Parà di Pineto ustionato dall’acido Dopo 20 anni il caso non è chiuso 

La famiglia di Marco Cordone ricorre per la causa civile contro la caserma del caso Scieri Il papà Costantino: «Abbandonati dallo Stato senza ottenere giustizia per un atto di nonnismo» 

PINETO. I macigni nel tempo sono diventati macerie. E’ subentrata la rabbia perché dopo vent’anni il senso di ingiustizia ha spazzato via tutto. «Mio figlio oggi è un invalido e lo Stato resta a guardare senza fare niente. Non lo ha fatto quando bisognava punire i colpevoli, non lo fa oggi per aiutarci»: Costantino Cordone ha 70 anni, vive a Pineto e dal 1997 combatte contro lo Stato. Suo figlio Marco era un parà della Folgore di poco meno di vent’anni quando nella caserma Vannucci di Livorno bevve acido al posto dell’acqua: da allora sopravvive con gravissime lesioni all’esofago che lo costringono a continui ricoveri in centri specializzati. «Un incidente» hanno stabilito due processi tra Livorno e Firenze assolvendo l’allora commilitone unico imputato, «un atto di nonnismo» non si stancherà mai di ripetere papà Costantino.

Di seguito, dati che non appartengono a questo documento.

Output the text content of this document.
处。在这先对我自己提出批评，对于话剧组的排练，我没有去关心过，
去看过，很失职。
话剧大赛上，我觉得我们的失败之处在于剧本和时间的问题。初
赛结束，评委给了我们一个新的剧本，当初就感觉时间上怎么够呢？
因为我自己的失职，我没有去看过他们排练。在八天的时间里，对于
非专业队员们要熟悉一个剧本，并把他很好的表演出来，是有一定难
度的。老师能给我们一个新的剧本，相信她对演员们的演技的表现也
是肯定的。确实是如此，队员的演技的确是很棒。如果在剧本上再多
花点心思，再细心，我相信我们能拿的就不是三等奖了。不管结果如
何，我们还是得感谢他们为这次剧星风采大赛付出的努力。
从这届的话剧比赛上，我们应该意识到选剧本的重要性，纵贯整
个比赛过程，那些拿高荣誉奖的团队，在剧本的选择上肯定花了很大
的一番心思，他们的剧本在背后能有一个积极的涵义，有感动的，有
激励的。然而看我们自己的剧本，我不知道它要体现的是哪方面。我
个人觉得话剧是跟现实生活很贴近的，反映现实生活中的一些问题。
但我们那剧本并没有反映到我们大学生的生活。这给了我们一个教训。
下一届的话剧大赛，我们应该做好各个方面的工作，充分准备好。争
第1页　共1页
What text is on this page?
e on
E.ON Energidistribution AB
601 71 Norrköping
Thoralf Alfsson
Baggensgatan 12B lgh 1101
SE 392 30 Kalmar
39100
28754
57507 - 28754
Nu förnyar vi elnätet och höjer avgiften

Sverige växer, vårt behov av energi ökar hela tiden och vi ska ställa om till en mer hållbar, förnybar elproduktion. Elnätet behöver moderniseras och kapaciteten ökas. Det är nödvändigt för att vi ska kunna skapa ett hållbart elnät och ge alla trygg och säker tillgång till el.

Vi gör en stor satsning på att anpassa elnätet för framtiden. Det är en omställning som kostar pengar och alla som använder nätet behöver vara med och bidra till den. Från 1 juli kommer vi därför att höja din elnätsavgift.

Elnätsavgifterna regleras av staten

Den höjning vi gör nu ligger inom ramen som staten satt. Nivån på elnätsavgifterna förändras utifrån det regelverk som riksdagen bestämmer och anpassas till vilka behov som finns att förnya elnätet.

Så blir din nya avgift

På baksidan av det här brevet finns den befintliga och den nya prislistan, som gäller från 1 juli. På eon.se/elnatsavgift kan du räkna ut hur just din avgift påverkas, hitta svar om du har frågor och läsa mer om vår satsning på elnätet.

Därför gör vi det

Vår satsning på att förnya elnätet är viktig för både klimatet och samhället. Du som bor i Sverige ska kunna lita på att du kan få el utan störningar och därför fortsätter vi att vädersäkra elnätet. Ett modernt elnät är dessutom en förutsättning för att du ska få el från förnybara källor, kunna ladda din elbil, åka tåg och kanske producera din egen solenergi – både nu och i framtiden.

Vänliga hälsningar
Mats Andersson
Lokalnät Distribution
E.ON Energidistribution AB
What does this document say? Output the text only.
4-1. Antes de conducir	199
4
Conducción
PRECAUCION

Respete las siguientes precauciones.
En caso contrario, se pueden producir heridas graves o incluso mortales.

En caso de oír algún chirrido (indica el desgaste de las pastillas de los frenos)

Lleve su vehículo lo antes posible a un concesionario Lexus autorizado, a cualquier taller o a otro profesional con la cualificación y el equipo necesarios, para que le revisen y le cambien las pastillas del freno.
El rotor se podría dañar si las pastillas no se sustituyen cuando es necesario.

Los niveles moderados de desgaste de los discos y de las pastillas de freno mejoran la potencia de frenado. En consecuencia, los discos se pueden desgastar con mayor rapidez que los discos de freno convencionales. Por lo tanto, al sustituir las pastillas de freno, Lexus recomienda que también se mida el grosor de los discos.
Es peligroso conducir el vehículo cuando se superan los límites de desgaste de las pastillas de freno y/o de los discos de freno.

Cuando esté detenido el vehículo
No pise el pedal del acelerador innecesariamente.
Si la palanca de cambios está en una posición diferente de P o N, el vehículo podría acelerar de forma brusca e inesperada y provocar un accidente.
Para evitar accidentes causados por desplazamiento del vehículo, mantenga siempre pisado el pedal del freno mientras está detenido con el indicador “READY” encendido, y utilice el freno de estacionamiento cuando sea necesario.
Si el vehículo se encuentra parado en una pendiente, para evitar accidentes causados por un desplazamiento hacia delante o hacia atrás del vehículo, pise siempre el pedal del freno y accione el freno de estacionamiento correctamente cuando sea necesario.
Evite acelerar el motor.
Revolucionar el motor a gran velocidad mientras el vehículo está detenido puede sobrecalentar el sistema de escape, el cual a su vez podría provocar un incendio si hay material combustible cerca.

Il 28 novembre all’Aquila è fissata l’udienza d’appello per la causa civile contro il ministero della Difesa dopo che in primo grado il ricorso è stato respinto perché secondo i giudici ormai prescritto. Ma l’avvocato Achille Ronda, che da anni segue la famiglia, è andato in Appello affidandosi alla differenza sostanziale stabilita dalla Cassazione tra prescrizione contrattuale ed extra contrattuali.
Ed oggi che il caso di Emanuele Scieri riporta in primo piano i colpevoli silenzi della caserma della Folgore dopo che la commissione d’inchiesta ha accertato che quel militare non si uccise ma venne ucciso e lasciato agonizzante per giorni, papà Costantino sceglie parole affilate per gridare il suo dolore. «Sono contento per la mamma di Scieri che in questi anni non si è mai arresa ed è riuscita ad ottenere giustizia anche se suo figlio non c’è più», dice, «in vent’anni per noi non è cambiato niente, siamo passati da un tribunale all’altro, ho venduto una casa per pagare tutte le spese legali, ma Marco non ha avuto giustizia». Dal punto di vista penale tutto è finito nel 2003 quando la corte d’appello di Firenze ha assolto il commilitone che quel giorno prestava servizio in caserma e che aveva lasciato la bottiglietta di acido per lavastoviglie che venne scambiata per acqua. In primo grado nell’aprile del 2000, il tribunale di Livorno lo aveva condannato a due mesi di reclusione (convertiti in mille euro di ammenda) per il reato di lesioni colpose. Per il tribunale non fu dolo, ritenendo che la bottiglia riempita di acido fosse stata lasciata per negligenza nel bar della caserma e per errore scambiata per acqua. I familiari di Marco, invece, sono sempre stati convinti che quello che accadde alla Vannucci fu un atto di nonnismo. Al processo di primo grado i genitori riferirono che il figlio si era messo a rapporto dai superiori per denunciare gli episodi di nonnismo che accadevano nella caserma e doveva andarci in quello stesso giorno. Dall’inchiesta, però, non è mai emersa nessuna prova di collegamento tra i due fatti e il tribunale di Livorno ha escluso l’intenzionalità dell’accaduto. «E’ scandaloso il fatto che dopo vent’anni siamo ancora al punto di partenza», dice Costantino, «anzi siamo tornati indietro perché i giudici penali hanno stabilito che fu solo un incidente, un semplice incidente e basta. A quei giudici io farei vedere come vivo mio figlio che oggi ha 40 anni e resterà invalido a vita. Mi chiedo che giustizia sia quella che non chiarisce e soprattutto non punisce. Io sono stanco, molto stanco, e soprattutto deluso da uno Stato che è sempre più assente e che lascia soli i cittadini. Perché io e la mia famiglia in questi vent’anni ci siamo sentiti disperatamente soli nel portare avanti la battaglia».